On my way home this morning I had a conversation with a neighbor about discipline in school versus discipline in the home. What became extremely apparent is that parents really are best suited for disciplining children. We know our children better than anyone else, including their teachers. Although teachers often care for our children, the structure of the school system doesn’t allow them to get to know our children as well as parents. Everything in the school system is designed for groups. Teachers can’t teach children based on individual needs, abilities, strengths, and weaknesses. That doesn’t mean that the school system has no value; it just means that parents are that much more valuable.
The value of parents can not be overestimated when it comes to discipline. Consider the following story I heard today. My neighbor’s elementary age son watched a “family-friendly” comedy show where a specific skit has adults purchase a piano that is haunted. This haunted piano says things like “I’m going to kill you!” and it’s all played for laughs. Seeing this phrase in a comedic context, the young boy writes “I’m going to kill you” on a note and passes it to another student in the school. Naturally, and rightfully, the school acts immediately in disciplining the young man. From the school’s point of view, a serious threat has been leveled, and they must deal with it. The young boy was sent to the principal’s office and, with his mother in attendance, the principal talked about the seriousness of the situation. The mother, knowing where her son heard the phrase, attempts to explain that he meant no harm and that he must have thought he was being funny. The principal insists on disciplining the boy, taking recess privileges away while threatening suspension in the future for any other incidents. The mother, knowing that her son is intelligent enough to know that suspension would mean he could stay home from school (something the boy would love to do), hopes the principal avoids mentioning that possibility any further.
Who is right in this scenario? The school sees the entire situation very seriously, whereas the mother sees it as a harmless mistake based on a young boy’s misunderstanding of adult humor. I believe both are right. The school must protect all the children from any possible threats, real or imaginary. The mother knows her son, and knows where he gets his thoughts.

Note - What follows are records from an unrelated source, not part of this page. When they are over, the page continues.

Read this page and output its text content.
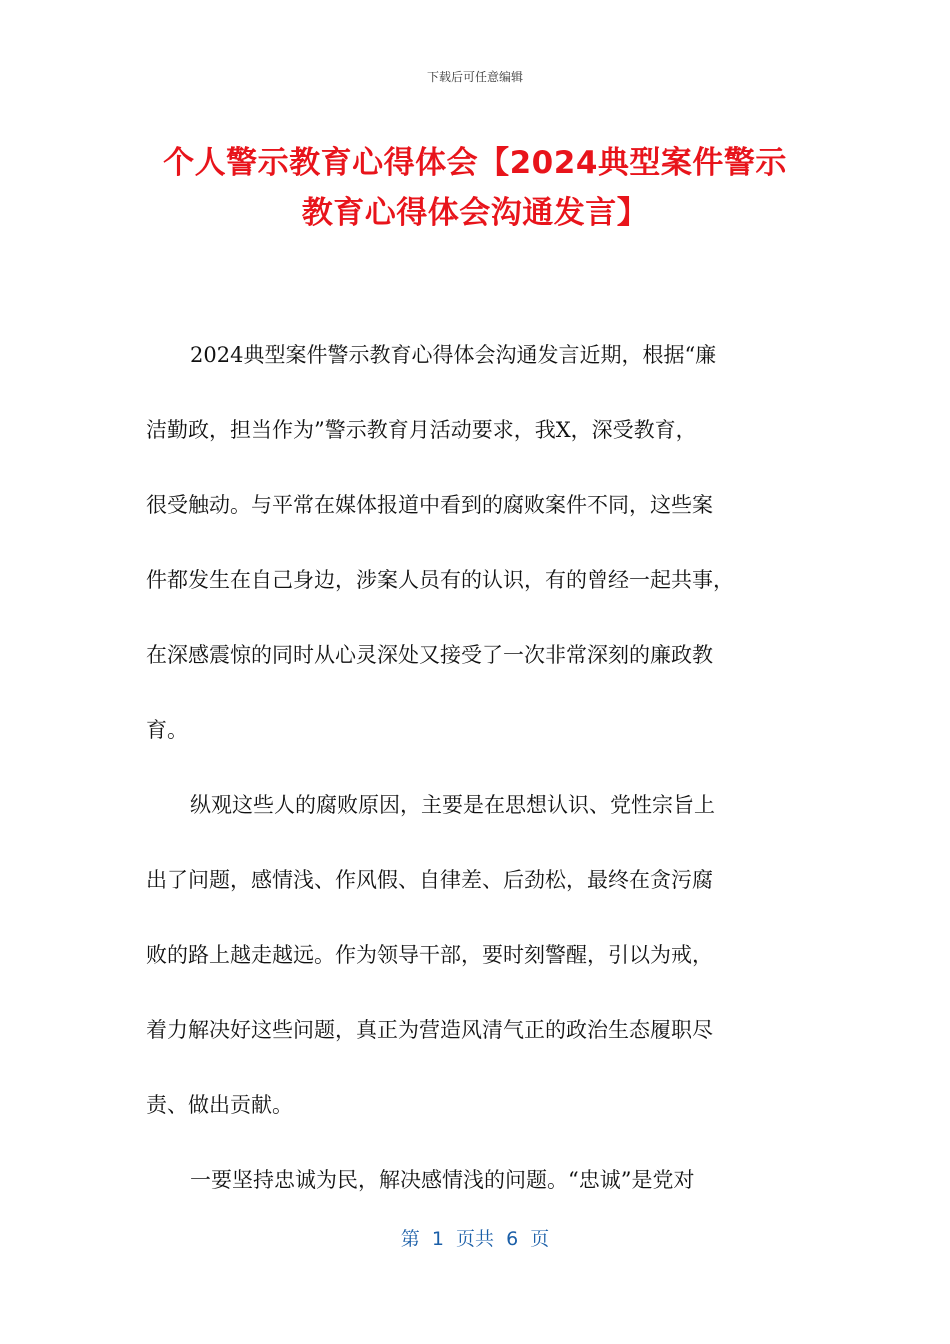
下载后可任意编辑
个人警示教育心得体会【2024典型案件警示
教育心得体会沟通发言】
2024典型案件警示教育心得体会沟通发言近期，根据“廉
洁勤政，担当作为”警示教育月活动要求，我X，深受教育，
很受触动。与平常在媒体报道中看到的腐败案件不同，这些案
件都发生在自己身边，涉案人员有的认识，有的曾经一起共事，
在深感震惊的同时从心灵深处又接受了一次非常深刻的廉政教
育。
纵观这些人的腐败原因，主要是在思想认识、党性宗旨上
出了问题，感情浅、作风假、自律差、后劲松，最终在贪污腐
败的路上越走越远。作为领导干部，要时刻警醒，引以为戒，
着力解决好这些问题，真正为营造风清气正的政治生态履职尽
责、做出贡献。
一要坚持忠诚为民，解决感情浅的问题。“忠诚”是党对
第  1  页共  6  页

She also knows how he responds and uses situations in his life. The school plays an important role in teaching and also in helping children learn behaviors appropriate for public life. Parents have the same responsibilities, but their personal knowledge of their kids’ personalities and proclivities qualify them best for empathy, understanding, and knowledge of how to best discipline their children.
Is this really profound or an out-of-this-world idea? Not necessarily, but it’s been on my mind today. Perhaps one thing we might learn from this situation is the importance of communication between parents and teachers. Parent-teacher conferences so often seem to be useless and one-sided. Teachers talk about their expectations and how students are doing in their classes. Perhaps parents should talk more about their children’s personalities, experiences, desires, strengths, weaknesses, etc. I suppose some parents might do this, but maybe it would be useful for teachers to be trained in asking more directed questions about students from their parents. This may also require such conversations to occur without the students present. For some reason, my children’s school has teacher conferences with parents and children present. I suppose at some point someone argued that parent-teacher conferences should include students. Maybe there is some value in that. Then again, maybe it was a mistake.